Campus activists also point to the benefits scuffles between the administration and the Harvard Union of Clerical and Technical Workers as well as the recent hiring of UNICCO, an outside custodial contractor, as what they consider to be the University's misguided financial priorities.
"It's that and the failure to treat investment as a political and moral issue...that's really upsetting," says Jedediah S. Purdy '97, former president of Perspective, Harvard's liberal monthly.
Over the course of the year, campus activists criticized the Corporation Committee for Shareholder Responsibility for failing to recommend divestment from corporations that do business in Nigeria and Burma, countries with known track records of human rights abuses.
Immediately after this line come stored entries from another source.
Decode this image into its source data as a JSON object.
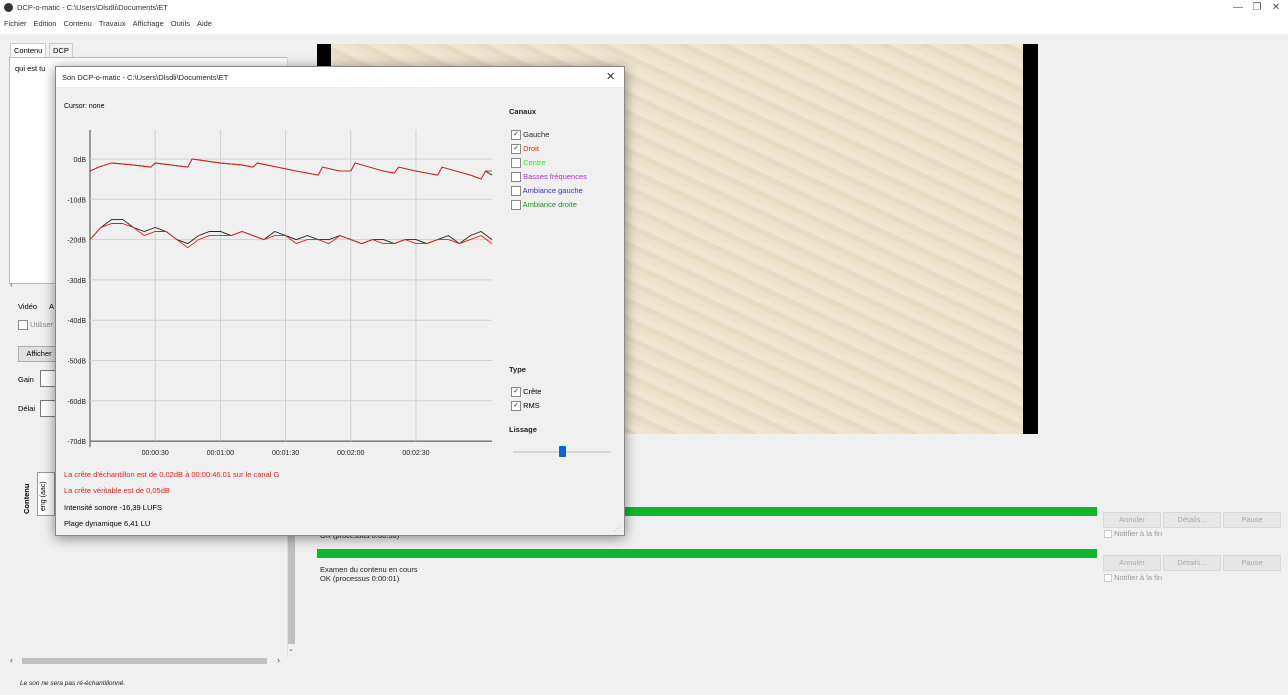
{
  "window": {
    "title": "DCP-o-matic - C:\\Users\\Dlsdli\\Documents\\ET",
    "min": "—",
    "restore": "❐",
    "close": "✕"
  },
  "menu": [
    "Fichier",
    "Edition",
    "Contenu",
    "Travaux",
    "Affichage",
    "Outils",
    "Aide"
  ],
  "left": {
    "tabs": [
      "Contenu",
      "DCP"
    ],
    "content_item": "qui est tu",
    "lower_tabs": [
      "Vidéo",
      "A"
    ],
    "use_label": "Utiliser",
    "show_button": "Afficher",
    "gain_label": "Gain",
    "delay_label": "Délai",
    "vertical_label": "Contenu",
    "track_label": "eng (aac)",
    "footer_note": "Le son ne sera pas ré-échantillonné."
  },
  "jobs": [
    {
      "status": "OK (processus 0:00:50)",
      "cancel": "Annuler",
      "details": "Détails...",
      "pause": "Pause",
      "notify": "Notifier à la fin",
      "progress": 1.0
    },
    {
      "name": "Examen du contenu en cours",
      "status": "OK (processus 0:00:01)",
      "cancel": "Annuler",
      "details": "Détails...",
      "pause": "Pause",
      "notify": "Notifier à la fin",
      "progress": 1.0
    }
  ],
  "dialog": {
    "title": "Son DCP-o-matic - C:\\Users\\Dlsdli\\Documents\\ET",
    "close": "✕",
    "cursor": "Cursor: none",
    "channels_heading": "Canaux",
    "channels": [
      {
        "label": "Gauche",
        "checked": true,
        "color": "#222222"
      },
      {
        "label": "Droit",
        "checked": true,
        "color": "#e02020"
      },
      {
        "label": "Centre",
        "checked": false,
        "color": "#33dd33"
      },
      {
        "label": "Basses fréquences",
        "checked": false,
        "color": "#b030d0"
      },
      {
        "label": "Ambiance gauche",
        "checked": false,
        "color": "#3030d0"
      },
      {
        "label": "Ambiance droite",
        "checked": false,
        "color": "#209020"
      }
    ],
    "type_heading": "Type",
    "types": [
      {
        "label": "Crête",
        "checked": true
      },
      {
        "label": "RMS",
        "checked": true
      }
    ],
    "smoothing_heading": "Lissage",
    "smoothing_value": 0.5,
    "stats": {
      "sample_peak": "La crête d'échantillon est de 0,02dB à 00:00:46.01 sur le canal G",
      "true_peak": "La crête véritable est de 0,05dB",
      "loudness": "Intensité sonore -16,39 LUFS",
      "range": "Plage dynamique 6,41 LU"
    }
  },
  "chart_data": {
    "type": "line",
    "y_ticks": [
      "0dB",
      "-10dB",
      "-20dB",
      "-30dB",
      "-40dB",
      "-50dB",
      "-60dB",
      "-70dB"
    ],
    "x_ticks": [
      "00:00:30",
      "00:01:00",
      "00:01:30",
      "00:02:00",
      "00:02:30"
    ],
    "ylim": [
      -70,
      10
    ],
    "grid": true,
    "series": [
      {
        "name": "Gauche",
        "kind": "peak",
        "color": "#222222",
        "x": [
          0,
          4,
          10,
          20,
          28,
          30,
          45,
          47,
          60,
          70,
          75,
          77,
          95,
          105,
          107,
          115,
          120,
          122,
          135,
          140,
          142,
          150,
          160,
          162,
          175,
          180,
          182,
          185
        ],
        "y": [
          -3,
          -2,
          -1,
          -1.5,
          -2,
          -1,
          -2,
          0,
          -1,
          -1.5,
          -2,
          -1,
          -3,
          -4,
          -2,
          -3,
          -3,
          -1,
          -3,
          -3.5,
          -2,
          -3,
          -4,
          -2,
          -4,
          -5,
          -3,
          -4
        ]
      },
      {
        "name": "Droit",
        "kind": "peak",
        "color": "#e02020",
        "x": [
          0,
          4,
          10,
          20,
          28,
          30,
          45,
          47,
          60,
          70,
          75,
          77,
          95,
          105,
          107,
          115,
          120,
          122,
          135,
          140,
          142,
          150,
          160,
          162,
          175,
          180,
          182,
          185
        ],
        "y": [
          -3,
          -2,
          -1,
          -1.5,
          -2,
          -1,
          -2,
          0,
          -1,
          -1.5,
          -2,
          -1,
          -3,
          -4,
          -2,
          -3,
          -3,
          -1,
          -3,
          -3.5,
          -2,
          -3,
          -4,
          -2,
          -4,
          -5,
          -3,
          -3
        ]
      },
      {
        "name": "Gauche",
        "kind": "rms",
        "color": "#222222",
        "x": [
          0,
          5,
          10,
          15,
          20,
          25,
          30,
          35,
          40,
          45,
          50,
          55,
          60,
          65,
          70,
          75,
          80,
          85,
          90,
          95,
          100,
          105,
          110,
          115,
          120,
          125,
          130,
          135,
          140,
          145,
          150,
          155,
          160,
          165,
          170,
          175,
          180,
          185
        ],
        "y": [
          -20,
          -17,
          -15,
          -15,
          -17,
          -18,
          -17,
          -18,
          -20,
          -21,
          -19,
          -18,
          -18,
          -19,
          -18,
          -19,
          -20,
          -18,
          -19,
          -20,
          -19,
          -20,
          -20,
          -19,
          -20,
          -21,
          -20,
          -20,
          -21,
          -20,
          -20,
          -21,
          -20,
          -19,
          -21,
          -19,
          -18,
          -20
        ]
      },
      {
        "name": "Droit",
        "kind": "rms",
        "color": "#e02020",
        "x": [
          0,
          5,
          10,
          15,
          20,
          25,
          30,
          35,
          40,
          45,
          50,
          55,
          60,
          65,
          70,
          75,
          80,
          85,
          90,
          95,
          100,
          105,
          110,
          115,
          120,
          125,
          130,
          135,
          140,
          145,
          150,
          155,
          160,
          165,
          170,
          175,
          180,
          185
        ],
        "y": [
          -20,
          -17,
          -16,
          -16,
          -17,
          -19,
          -18,
          -18,
          -20,
          -22,
          -20,
          -19,
          -19,
          -19,
          -18,
          -19,
          -20,
          -19,
          -19,
          -21,
          -20,
          -20,
          -21,
          -19,
          -20,
          -21,
          -20,
          -21,
          -21,
          -20,
          -21,
          -21,
          -20,
          -20,
          -21,
          -20,
          -19,
          -21
        ]
      }
    ]
  }
}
"There are a lot of ways to make money without stripping forests and investing in Indonesian factories that are paying 50 cents a day," Purdy says.
But it's investment that grows Harvard's endowment, which the Advisory Committee for Shareholder Responsibility, advisors to the CCSR, tacitly acknowledges in the principles it uses to determine its stance on issues of social responsibility.
"One [guideline] is the University's investment, which has a return it wants to maximize," which is balanced with the desire "as shareholders to express yourself contrary to management when they are leading the corporation into an area which would not be socially responsible," says Bernard Wolfman, chair of the ACSR and Fessenden professor of law.
$0
This is the amount Harvard pays in property taxes on Harvard Yard, Widener Library, Sever Hall and, for that matter, all properties devoted to fulfilling the educational mission of the College. Massachusetts law shelters all educational institutions from such burdens.
About six months ago, Mayor of Cambridge Sheila Doyle Russell and members of the Cambridge School Committee met with Rudenstine in the posh Faculty Club. They left with a baseball cap especially designed for the meeting: It had a veritas shield right above the word "Cambridge," symbolizing the teamwork between the city and the University.
Indeed, relations between the city and the University, particularly in the area of housing, are at a marked high. (Please see related story, page F-17)
But beyond the meetings, public relations photographs and reports--of which there have been many--some area residents think that Cambridge gets the short end of Harvard's big financial stick.
Harvard is the third-largest taxpayer in the city, contributing more than $8.1 million in taxes, voluntary payments, fees and services in 1996.